The Conference Board’s monthly snapshot of consumer attitudes improved, rising to 103.2 from July’s downwardly revised 95.3. The August number matches the level it reached in May and marks the first time since then that the headline index broke 100, the historical baseline metric.

“In the first half of the year, there were shocks to consumers from gas prices, the stock market and mortgage rates,” said Bill Adams, chief economist at Comerica Bank. “Consumers look very reassured that the direction has stopped getting worse.”

The survey found that Americans are less pessimistic in both their current and future economic outlooks. The present situation index, which measures how people perceive current business and labor market conditions, jumped to 145.4 from 139.7 last month.

The expectations index rose to 75.1 from 65.6, reflecting a reversal from pessimism in consumers’ short-term outlook, which had hit a nine-year low in July.

Ian Shepherdson, chief economist at Pantheon Macroeconomics, attributed the improvement to the fall in gas prices, which have slumped by more than a dollar a gallon from their mid-June peak to a current nationwide average of less than $4.

“Expectations are more sensitive to movements in gas prices,” Shepherdson said in a research note, adding that the continued slide in gas prices could be a tailwind for the survey results. “We expect a further increase in September as the lagged effect of the drop in gas prices kicks in.

This suggests that Americans’ perceptions have a key role to play in the trajectory of the economy going forward.

Lynn Franco, senior director of economic indicators at the Conference Board noted that, although improved, the low reading on the expectations index suggested that the threat of a downturn continues to weigh on the economy.

“Recession risks continue. Concerns about inflation continued their retreat but remained elevated,” she said.

Both the Consumer Price Index and Personal Consumption Expenditures price index — the Fed’s preferred inflation metric — showed moderation in their most recent readings. That’s a good sign, said Liz Young, head of investment strategy at SoFi.

However, while the consumer confidence number is promising, “this is one month,” she cautioned. “In reality, we need three consecutive months of cooling.
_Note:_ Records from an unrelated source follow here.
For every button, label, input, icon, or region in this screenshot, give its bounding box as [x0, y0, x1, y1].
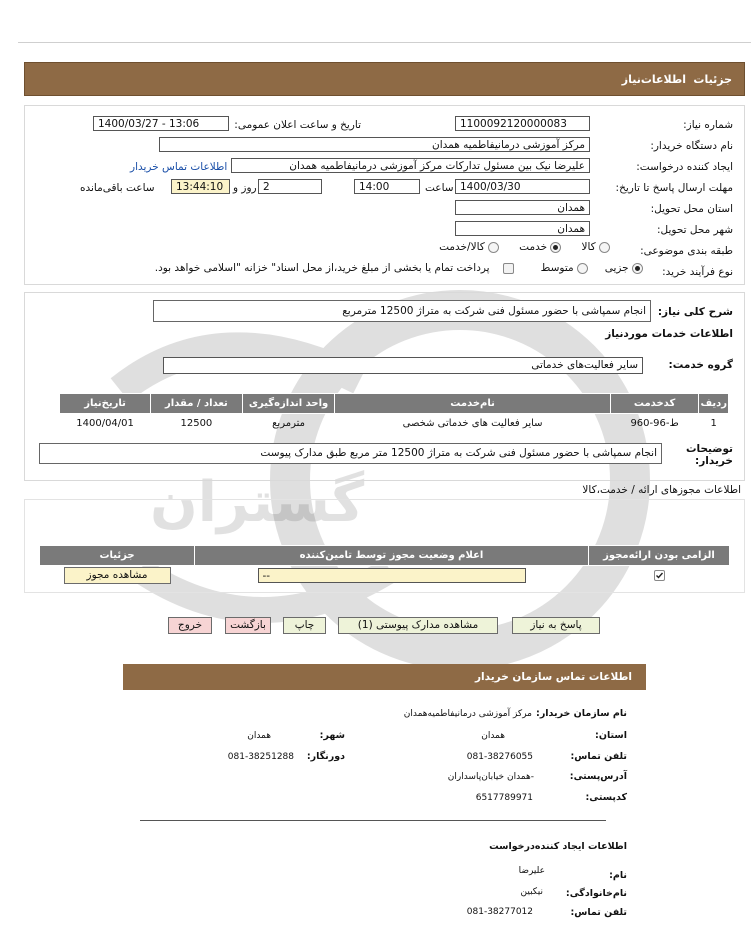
announce-label: تاریخ و ساعت اعلان عمومی:	[234, 119, 361, 131]
creator-family: نیکبین	[520, 887, 543, 897]
contact-org: مرکز آموزشی درمانیفاطمیه‌همدان	[403, 709, 532, 719]
back-button[interactable]: بازگشت	[225, 617, 271, 634]
permit-required-checkbox[interactable]	[654, 570, 665, 581]
radio-medium-label: متوسط	[540, 262, 574, 274]
province-label: استان محل تحویل:	[650, 203, 733, 215]
creator-family-label: نام‌خانوادگی:	[565, 888, 627, 899]
contact-address: -همدان خیابان‌پاسداران	[447, 772, 534, 782]
contact-province: همدان	[481, 731, 505, 741]
category-options	[439, 241, 610, 253]
creator-name: علیرضا	[518, 866, 545, 876]
radio-medium[interactable]	[577, 263, 588, 274]
remaining-time-field: 13:44:10	[171, 179, 230, 194]
exit-button[interactable]: خروج	[168, 617, 212, 634]
need-number-field: 1100092120000083	[455, 116, 590, 131]
announce-field: 1400/03/27 - 13:06	[93, 116, 229, 131]
days-field: 2	[258, 179, 322, 194]
print-button[interactable]: چاپ	[283, 617, 326, 634]
radio-goods-service[interactable]	[488, 242, 499, 253]
contact-fax: 081-38251288	[227, 752, 294, 762]
col-row: ردیف	[699, 394, 729, 414]
buyer-desc-field: انجام سمپاشی با حضور مسئول فنی شرکت به متراژ 12500 متر مربع طبق مدارک پیوست	[39, 443, 662, 464]
contact-title: اطلاعات تماس سازمان خریدار	[475, 671, 632, 683]
contact-divider	[140, 820, 606, 821]
contact-city: همدان	[247, 731, 271, 741]
deadline-time-field: 14:00	[354, 179, 420, 194]
category-label: طبقه بندی موضوعی:	[640, 245, 733, 257]
radio-goods[interactable]	[599, 242, 610, 253]
remaining-label: ساعت باقی‌مانده	[80, 182, 155, 194]
contact-phone-label: تلفن تماس:	[570, 751, 627, 762]
contact-city-label: شهر:	[319, 730, 345, 741]
city-field: همدان	[455, 221, 590, 236]
process-label: نوع فرآیند خرید:	[662, 266, 733, 278]
col-need-date: تاریخ‌نیاز	[60, 394, 151, 414]
treasury-payment-note: پرداخت تمام یا بخشی از مبلغ خرید،از محل اسناد" خزانه "اسلامی خواهد بود.	[154, 262, 490, 274]
services-table-header	[60, 394, 729, 414]
radio-goods-service-label: کالا/خدمت	[439, 241, 485, 253]
time-label: ساعت	[425, 182, 454, 194]
table-row	[40, 566, 730, 586]
permits-table-header	[40, 546, 730, 566]
tab-need-info[interactable]: اطلاعات‌نیاز	[621, 73, 686, 86]
cell-row: 1	[710, 417, 717, 429]
cell-unit: مترمربع	[272, 417, 305, 429]
contact-address-label: آدرس‌پستی:	[569, 771, 627, 782]
top-divider	[18, 42, 751, 43]
creator-name-label: نام:	[609, 870, 627, 881]
city-label: شهر محل تحویل:	[657, 224, 733, 236]
contact-postal-label: کدپستی:	[585, 792, 627, 803]
contact-header	[123, 664, 646, 690]
permits-table	[39, 545, 730, 585]
treasury-payment-checkbox[interactable]	[503, 263, 514, 274]
col-quantity: تعداد / مقدار	[151, 394, 243, 414]
radio-goods-label: کالا	[581, 241, 596, 253]
check-icon	[655, 571, 664, 580]
permits-title: اطلاعات مجوزهای ارائه / خدمت،کالا	[582, 484, 741, 496]
services-title: اطلاعات خدمات موردنیاز	[605, 328, 733, 340]
tab-details[interactable]: جزئیات	[693, 73, 732, 86]
province-field: همدان	[455, 200, 590, 215]
permit-status-field[interactable]: --	[258, 568, 526, 583]
services-table	[59, 393, 729, 432]
cell-service-name: سایر فعالیت های خدماتی شخصی	[402, 417, 543, 429]
watermark-text: گستران	[150, 470, 365, 535]
deadline-date-field: 1400/03/30	[455, 179, 590, 194]
radio-partial-label: جزیی	[604, 262, 629, 274]
days-label: روز و	[233, 182, 257, 194]
col-unit: واحد اندازه‌گیری	[242, 394, 335, 414]
summary-label: شرح کلی نیاز:	[657, 306, 733, 318]
creator-phone: 081-38277012	[466, 907, 533, 917]
page-header	[24, 62, 745, 96]
service-group-field: سایر فعالیت‌های خدماتی	[163, 357, 643, 374]
contact-postal: 6517789971	[475, 793, 533, 803]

Consumer confidence is a pretty fickle reading.”

The big risk is that what the gas pump giveth, the gas pump taketh away, as Patrick DeHaan, head of petroleum analysis at GasBuddy, told CNN Business in an opinion column published Tuesday.

“Even though gas prices have come down in recent weeks, there is still a chance that the bumpy ride could get worse” if a Gulf Coast hurricane or further energy brinkmanship from Russia delivers an energy shock, he said.

Subsequent higher prices would present a challenge for consumers, said Sam Stovall, chief investment strategist at CFRA Research. “It could increase the likelihood and then potential severity of a recession, depending on how high gasoline prices go, and for how long.”

As this spring and early summer made clear, pain at the pump is a double-whammy for the economy: People have less money to spend, and fear of job loss or higher prices in the future make them reluctant to spend the money they do have on discretionary purchases.

“It is a real drain on disposable income [and] it ends up acting as a depressant on consumer confidence,” Stovall said. “There is a definite erosion factor.”